12. A data processing apparatus, characterized in that, Deployed on a server, the data processing device includes a receiving unit, a sending unit, and a storage unit; The receiving unit is configured to receive a fourth storage message sent by the fourth storage device; the fourth storage message includes a storage indication and fourth data; the fourth data is data in the fourth storage device. The sending unit is used to determine a target number, which is the number of times the server receives the storage instruction; If the target number of times is less than a preset threshold, the fourth storage message is sent to the fifth storage device, so that the fifth storage device responds to the storage instruction, stores the fourth data, and sends the fifth storage message to the server; the fifth storage message includes the storage instruction and the fifth data; the fifth data is the data in the fifth storage device; The target number is the number of times the server receives the storage instruction; The preset threshold is the number of the plurality of storage devices or a value less than the number of the plurality of storage devices; The storage unit is used to store the fourth data in response to the storage instruction when the target number is equal to the preset threshold.

13. A second storage device, characterized in that, Including memory and processor; The memory is used to store computer program code, which includes computer instructions; When the processor executes the computer instructions, the second storage device performs the data processing method as described in any one of claims 1-5.
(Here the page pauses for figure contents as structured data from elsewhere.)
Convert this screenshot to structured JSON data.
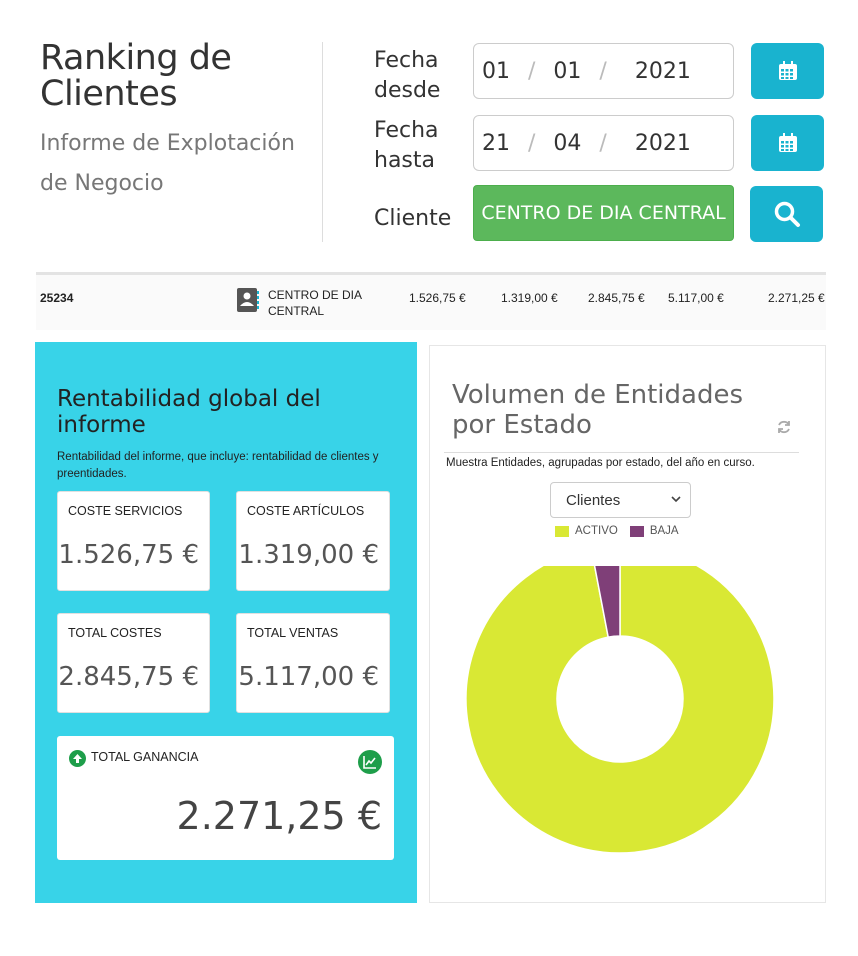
{
  "header": {
    "title": "Ranking de Clientes",
    "subtitle": "Informe de Explotación de Negocio"
  },
  "filters": {
    "fecha_desde_label": "Fecha desde",
    "fecha_desde": {
      "day": "01",
      "month": "01",
      "year": "2021"
    },
    "fecha_hasta_label": "Fecha hasta",
    "fecha_hasta": {
      "day": "21",
      "month": "04",
      "year": "2021"
    },
    "sep": "/",
    "cliente_label": "Cliente",
    "cliente_value": "CENTRO DE DIA CENTRAL"
  },
  "row": {
    "id": "25234",
    "name": "CENTRO DE DIA CENTRAL",
    "values": [
      "1.526,75 €",
      "1.319,00 €",
      "2.845,75 €",
      "5.117,00 €",
      "2.271,25 €"
    ]
  },
  "summary": {
    "title": "Rentabilidad global del informe",
    "description": "Rentabilidad del informe, que incluye: rentabilidad de clientes y preentidades.",
    "coste_servicios_label": "COSTE SERVICIOS",
    "coste_servicios": "1.526,75 €",
    "coste_articulos_label": "COSTE ARTÍCULOS",
    "coste_articulos": "1.319,00 €",
    "total_costes_label": "TOTAL COSTES",
    "total_costes": "2.845,75 €",
    "total_ventas_label": "TOTAL VENTAS",
    "total_ventas": "5.117,00 €",
    "total_ganancia_label": "TOTAL GANANCIA",
    "total_ganancia": "2.271,25 €"
  },
  "entities": {
    "title": "Volumen de Entidades por Estado",
    "description": "Muestra Entidades, agrupadas por estado, del año en curso.",
    "select_value": "Clientes"
  },
  "colors": {
    "accent": "#38d3e8",
    "button": "#19b3cf",
    "success": "#5cb85c",
    "activo": "#d9e834",
    "baja": "#7f3f78"
  },
  "chart_data": {
    "type": "pie",
    "donut": true,
    "categories": [
      "ACTIVO",
      "BAJA"
    ],
    "values": [
      97,
      3
    ],
    "colors": [
      "#d9e834",
      "#7f3f78"
    ],
    "legend": "top"
  }
}
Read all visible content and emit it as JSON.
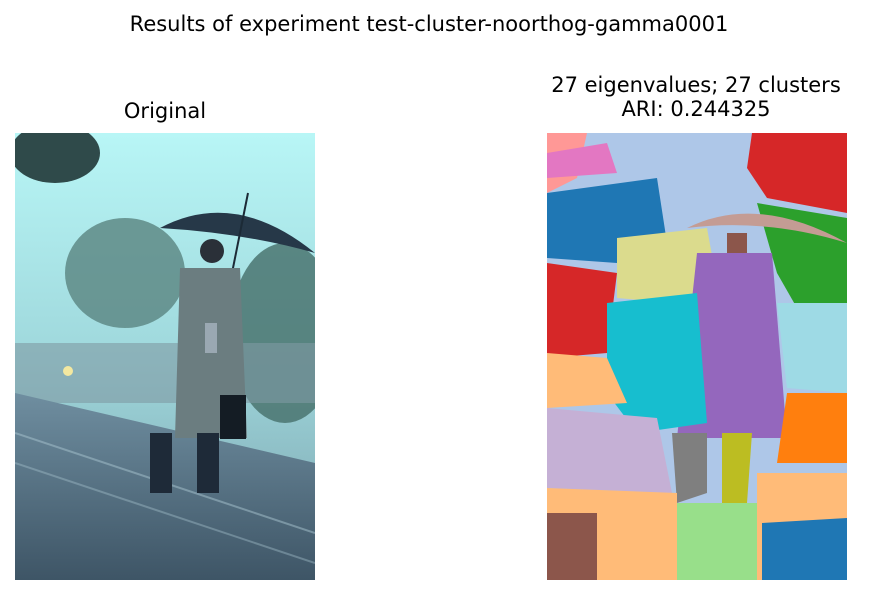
{
  "figure": {
    "suptitle": "Results of experiment test-cluster-noorthog-gamma0001"
  },
  "panels": {
    "original": {
      "title": "Original",
      "image": "photo of a man in a trench coat holding an umbrella on a rainy train platform"
    },
    "clustered": {
      "title_line1": "27 eigenvalues; 27 clusters",
      "title_line2": "ARI: 0.244325",
      "image": "color-coded segmentation map of the same photo"
    }
  },
  "colors": {
    "sky": "#a9f0f0",
    "coat": "#6b7d80",
    "umbrella": "#263848",
    "seg_blue": "#1f77b4",
    "seg_red": "#d62728",
    "seg_green": "#2ca02c",
    "seg_purple": "#9467bd",
    "seg_cyan": "#17becf",
    "seg_orange": "#ff7f0e",
    "seg_lightblue": "#aec7e8",
    "seg_olive": "#bcbd22",
    "seg_gray": "#7f7f7f",
    "seg_brown": "#8c564b",
    "seg_pink": "#e377c2"
  }
}
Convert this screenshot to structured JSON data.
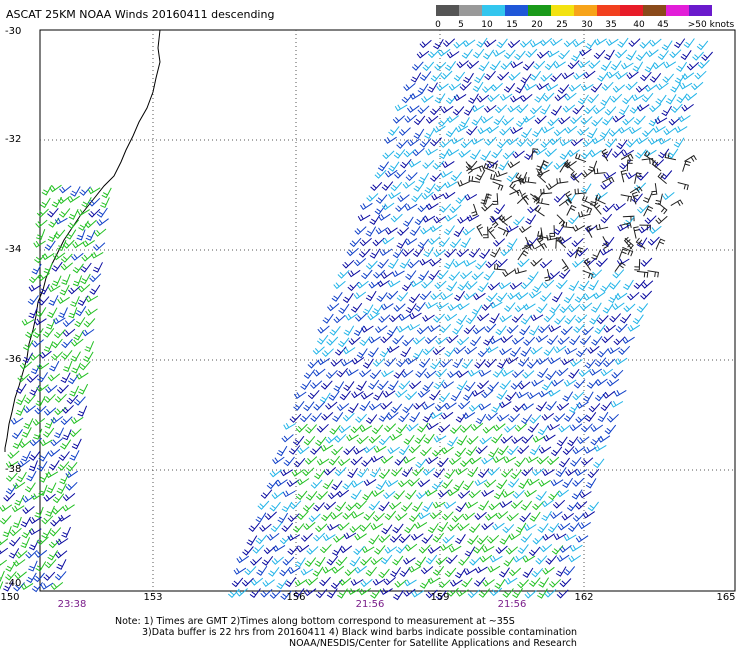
{
  "title": "ASCAT 25KM NOAA Winds 20160411 descending",
  "legend": {
    "units": ">50 knots",
    "labels": [
      "0",
      "5",
      "10",
      "15",
      "20",
      "25",
      "30",
      "35",
      "40",
      "45"
    ],
    "colors": [
      "#555555",
      "#999999",
      "#33c6ee",
      "#1f57d8",
      "#1a9a1a",
      "#f3e210",
      "#f7a319",
      "#f2401e",
      "#e81c28",
      "#8a4a1a",
      "#e21ed8",
      "#6a1acc"
    ]
  },
  "axes": {
    "latitudes": [
      "-30",
      "-32",
      "-34",
      "-36",
      "-38",
      "-40"
    ],
    "longitudes": [
      "150",
      "153",
      "156",
      "159",
      "162",
      "165"
    ]
  },
  "pass_times": [
    "23:38",
    "21:56",
    "21:56"
  ],
  "notes": {
    "line1": "Note: 1) Times are GMT 2)Times along bottom correspond to measurement at ~35S",
    "line2": "3)Data buffer is 22 hrs from 20160411 4) Black wind barbs indicate possible contamination",
    "line3": "NOAA/NESDIS/Center for Satellite Applications and Research"
  },
  "barb_colors": {
    "light": "#22b4e8",
    "medium": "#1040c8",
    "dark": "#0a0aa0",
    "green": "#22c022",
    "contaminated": "#202020"
  }
}
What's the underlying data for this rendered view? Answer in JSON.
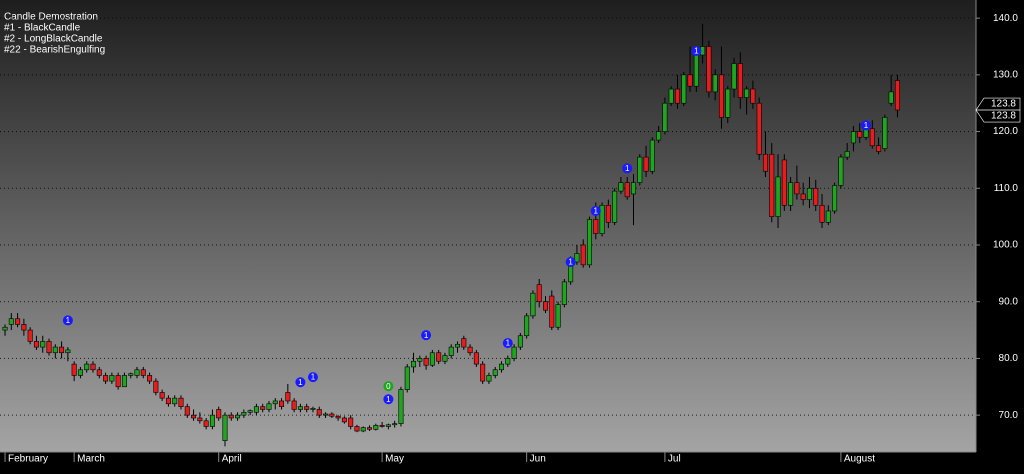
{
  "chart_data": {
    "type": "candlestick",
    "title": "Candle Demostration",
    "legend": [
      "#1 - BlackCandle",
      "#2 - LongBlackCandle",
      "#22 - BearishEngulfing"
    ],
    "up_color": "#1fa51f",
    "down_color": "#e81c1c",
    "ylim": [
      63.5,
      143.2
    ],
    "yticks": [
      {
        "value": 70,
        "label": "70.0"
      },
      {
        "value": 80,
        "label": "80.0"
      },
      {
        "value": 90,
        "label": "90.0"
      },
      {
        "value": 100,
        "label": "100.0"
      },
      {
        "value": 110,
        "label": "110.0"
      },
      {
        "value": 120,
        "label": "120.0"
      },
      {
        "value": 130,
        "label": "130.0"
      },
      {
        "value": 140,
        "label": "140.0"
      }
    ],
    "grid": true,
    "xlim": [
      -0.8,
      154.5
    ],
    "xticks": [
      {
        "value": 0,
        "label": "February"
      },
      {
        "value": 11,
        "label": "March"
      },
      {
        "value": 34,
        "label": "April"
      },
      {
        "value": 60,
        "label": "May"
      },
      {
        "value": 83,
        "label": "Jun"
      },
      {
        "value": 105,
        "label": "Jul"
      },
      {
        "value": 133,
        "label": "August"
      }
    ],
    "last_value": {
      "value": 123.8,
      "label": "123.8"
    },
    "markers": [
      {
        "index": 10,
        "value": 86.7,
        "label": "1",
        "color": "#1a1aff"
      },
      {
        "index": 47,
        "value": 75.8,
        "label": "1",
        "color": "#1a1aff"
      },
      {
        "index": 49,
        "value": 76.7,
        "label": "1",
        "color": "#1a1aff"
      },
      {
        "index": 61,
        "value": 72.8,
        "label": "1",
        "color": "#1a1aff"
      },
      {
        "index": 61,
        "value": 75.1,
        "label": "0",
        "color": "#1fa51f"
      },
      {
        "index": 67,
        "value": 84.1,
        "label": "1",
        "color": "#1a1aff"
      },
      {
        "index": 80,
        "value": 82.7,
        "label": "1",
        "color": "#1a1aff"
      },
      {
        "index": 90,
        "value": 97,
        "label": "1",
        "color": "#1a1aff"
      },
      {
        "index": 94,
        "value": 106,
        "label": "1",
        "color": "#1a1aff"
      },
      {
        "index": 99,
        "value": 113.5,
        "label": "1",
        "color": "#1a1aff"
      },
      {
        "index": 110,
        "value": 134.2,
        "label": "1",
        "color": "#1a1aff"
      },
      {
        "index": 137,
        "value": 121.1,
        "label": "1",
        "color": "#1a1aff"
      }
    ],
    "candles": [
      [
        85,
        86,
        84,
        85.5
      ],
      [
        86,
        88,
        85,
        87
      ],
      [
        87,
        88,
        85.5,
        86
      ],
      [
        86,
        87,
        84,
        85
      ],
      [
        85,
        85.5,
        82.5,
        83
      ],
      [
        83,
        84,
        81.5,
        82
      ],
      [
        82,
        84,
        81,
        83
      ],
      [
        83,
        83.5,
        80.5,
        81
      ],
      [
        81,
        82.5,
        80,
        82
      ],
      [
        82,
        83,
        80,
        81
      ],
      [
        81,
        82,
        79.5,
        81.5
      ],
      [
        79,
        79.5,
        76,
        77
      ],
      [
        77,
        78.5,
        76.5,
        78
      ],
      [
        78,
        79.5,
        77.5,
        79
      ],
      [
        79,
        79.5,
        77.5,
        78
      ],
      [
        78,
        78.5,
        76.5,
        77
      ],
      [
        77,
        77.5,
        75.5,
        76
      ],
      [
        76,
        77.5,
        75.5,
        77
      ],
      [
        77,
        77.5,
        74.5,
        75
      ],
      [
        75,
        77.5,
        75,
        77
      ],
      [
        77,
        77.5,
        76.5,
        77.3
      ],
      [
        77,
        78.5,
        76.5,
        78
      ],
      [
        78,
        78.5,
        76.5,
        77
      ],
      [
        77,
        77.5,
        75.5,
        76
      ],
      [
        76,
        76.5,
        73.5,
        74
      ],
      [
        74,
        74.5,
        72.5,
        73
      ],
      [
        73,
        73.5,
        71.5,
        72
      ],
      [
        72,
        73.5,
        71.5,
        73
      ],
      [
        73,
        73.5,
        71,
        71.5
      ],
      [
        71.5,
        72,
        69.5,
        70
      ],
      [
        70,
        71,
        69,
        69.5
      ],
      [
        69.5,
        70.5,
        68.5,
        69
      ],
      [
        69,
        69.5,
        67.5,
        68
      ],
      [
        68,
        71,
        67.5,
        70
      ],
      [
        71,
        71.5,
        69,
        69.5
      ],
      [
        65.5,
        70.5,
        64.5,
        70
      ],
      [
        70,
        70.5,
        69,
        69.5
      ],
      [
        69.5,
        70.5,
        69,
        70
      ],
      [
        70,
        71,
        69.5,
        70.5
      ],
      [
        70.5,
        71,
        70,
        70.8
      ],
      [
        70.5,
        72,
        70,
        71.5
      ],
      [
        71.5,
        72,
        70.5,
        71
      ],
      [
        71,
        72.5,
        70.5,
        72
      ],
      [
        72,
        73,
        71,
        72.5
      ],
      [
        72.5,
        73,
        71,
        71.5
      ],
      [
        74,
        75.5,
        72,
        72.5
      ],
      [
        72.5,
        73,
        70.5,
        71
      ],
      [
        71,
        72,
        70.5,
        71.5
      ],
      [
        71.5,
        72,
        70.5,
        71
      ],
      [
        71,
        71.5,
        70.5,
        71.2
      ],
      [
        71,
        71.5,
        69.5,
        70
      ],
      [
        70,
        70.5,
        69.5,
        70.2
      ],
      [
        70.2,
        70.5,
        69.5,
        69.8
      ],
      [
        69.8,
        70,
        69,
        69.5
      ],
      [
        69.5,
        69.8,
        68.5,
        68.8
      ],
      [
        69.5,
        70,
        67.5,
        68
      ],
      [
        68,
        68.3,
        67,
        67.2
      ],
      [
        67.2,
        68,
        67,
        67.8
      ],
      [
        67.8,
        68.2,
        67.2,
        67.5
      ],
      [
        67.5,
        68.5,
        67.3,
        68.2
      ],
      [
        68.2,
        68.8,
        67.8,
        68
      ],
      [
        68,
        68.5,
        67.5,
        68.3
      ],
      [
        68.3,
        69,
        67.8,
        68.5
      ],
      [
        68.5,
        75,
        68,
        74.5
      ],
      [
        74.5,
        79,
        74,
        78.5
      ],
      [
        78.5,
        81,
        77.5,
        79.5
      ],
      [
        79.5,
        80.5,
        78.5,
        80
      ],
      [
        80,
        80.5,
        78,
        78.8
      ],
      [
        78.8,
        81.5,
        78.5,
        81
      ],
      [
        81,
        81.5,
        79,
        79.5
      ],
      [
        79.5,
        81,
        79,
        80.5
      ],
      [
        80.5,
        82.5,
        80,
        82
      ],
      [
        82,
        83,
        81,
        82.5
      ],
      [
        83.5,
        84,
        81.5,
        82
      ],
      [
        82,
        82.5,
        80.5,
        81
      ],
      [
        81,
        81.5,
        78.5,
        79
      ],
      [
        79,
        79.5,
        75.5,
        76
      ],
      [
        76,
        77.5,
        75.5,
        77
      ],
      [
        77,
        78.5,
        76.5,
        78
      ],
      [
        78,
        79.5,
        77.5,
        79
      ],
      [
        79,
        80.5,
        78.5,
        80
      ],
      [
        80,
        82.5,
        79.5,
        82
      ],
      [
        82,
        84.5,
        81.5,
        84
      ],
      [
        84,
        88,
        83.5,
        87.5
      ],
      [
        87.5,
        92,
        87,
        91.5
      ],
      [
        93,
        94,
        89,
        90
      ],
      [
        90,
        91,
        88,
        88.5
      ],
      [
        91,
        92,
        85,
        85.5
      ],
      [
        85.5,
        90,
        85,
        89.5
      ],
      [
        89.5,
        94,
        89,
        93.5
      ],
      [
        93.5,
        98,
        93,
        97
      ],
      [
        97,
        100,
        96.5,
        98.5
      ],
      [
        100,
        101,
        96,
        96.5
      ],
      [
        96.5,
        105,
        96,
        104.5
      ],
      [
        104.5,
        107.5,
        101,
        102
      ],
      [
        102,
        107.5,
        101.5,
        107
      ],
      [
        107,
        108,
        103,
        104
      ],
      [
        104,
        110,
        103.5,
        109.5
      ],
      [
        109.5,
        112,
        109,
        111
      ],
      [
        111,
        112,
        108,
        108.5
      ],
      [
        109,
        112.5,
        103.5,
        111
      ],
      [
        111,
        116,
        110.5,
        115.5
      ],
      [
        115.5,
        117.5,
        112,
        113
      ],
      [
        113,
        119,
        112.5,
        118.5
      ],
      [
        118.5,
        121,
        118,
        120
      ],
      [
        120,
        126,
        119.5,
        125
      ],
      [
        125,
        128,
        124.5,
        127.5
      ],
      [
        127.5,
        130,
        124,
        125
      ],
      [
        125,
        130.5,
        124.5,
        130
      ],
      [
        130,
        135,
        127,
        128
      ],
      [
        128,
        134,
        127,
        133.5
      ],
      [
        133.5,
        139,
        132,
        135
      ],
      [
        135,
        136,
        126,
        127
      ],
      [
        127,
        131,
        125.5,
        130
      ],
      [
        130,
        135,
        120.5,
        122.5
      ],
      [
        122.5,
        128,
        121.5,
        127.5
      ],
      [
        127.5,
        133,
        126,
        132
      ],
      [
        132,
        134,
        124,
        126
      ],
      [
        126,
        128,
        123,
        127.5
      ],
      [
        127.5,
        129,
        124,
        125
      ],
      [
        125,
        126,
        115,
        116
      ],
      [
        116,
        120,
        112,
        113
      ],
      [
        116,
        118,
        104,
        105
      ],
      [
        105,
        116,
        103,
        112
      ],
      [
        115,
        116,
        106,
        107
      ],
      [
        107,
        112,
        106,
        111
      ],
      [
        111,
        114,
        108,
        109
      ],
      [
        109,
        111,
        107,
        108
      ],
      [
        108,
        112,
        106.5,
        110
      ],
      [
        110,
        111.5,
        106,
        107
      ],
      [
        107,
        109,
        103,
        104
      ],
      [
        104,
        107,
        103.5,
        106
      ],
      [
        106,
        111,
        105.5,
        110.5
      ],
      [
        110.5,
        116,
        110,
        115.5
      ],
      [
        115.5,
        118,
        115,
        116.5
      ],
      [
        118,
        121,
        116.5,
        120
      ],
      [
        120,
        121.5,
        118,
        119
      ],
      [
        119,
        121.5,
        118.5,
        120.5
      ],
      [
        120.5,
        122,
        117,
        117.5
      ],
      [
        117.5,
        119,
        116,
        116.5
      ],
      [
        117,
        123,
        116.5,
        122.5
      ],
      [
        125,
        130,
        124.5,
        127
      ],
      [
        129,
        130,
        122.5,
        123.8
      ]
    ]
  }
}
14. A server, characterized in that, Including memory and processor; The memory is used to store computer program code, which includes computer instructions; When the processor executes the computer instructions, the server performs the data processing method as described in claim 6.

15. A computer-readable storage medium storing instructions, characterized in that, When the instruction is executed on the second storage device, the second storage device performs the data processing method as described in any one of claims 1-5.

16. A computer-readable storage medium storing instructions, characterized in that, When the instruction is executed on the server, the server performs the data processing method as described in claim 6.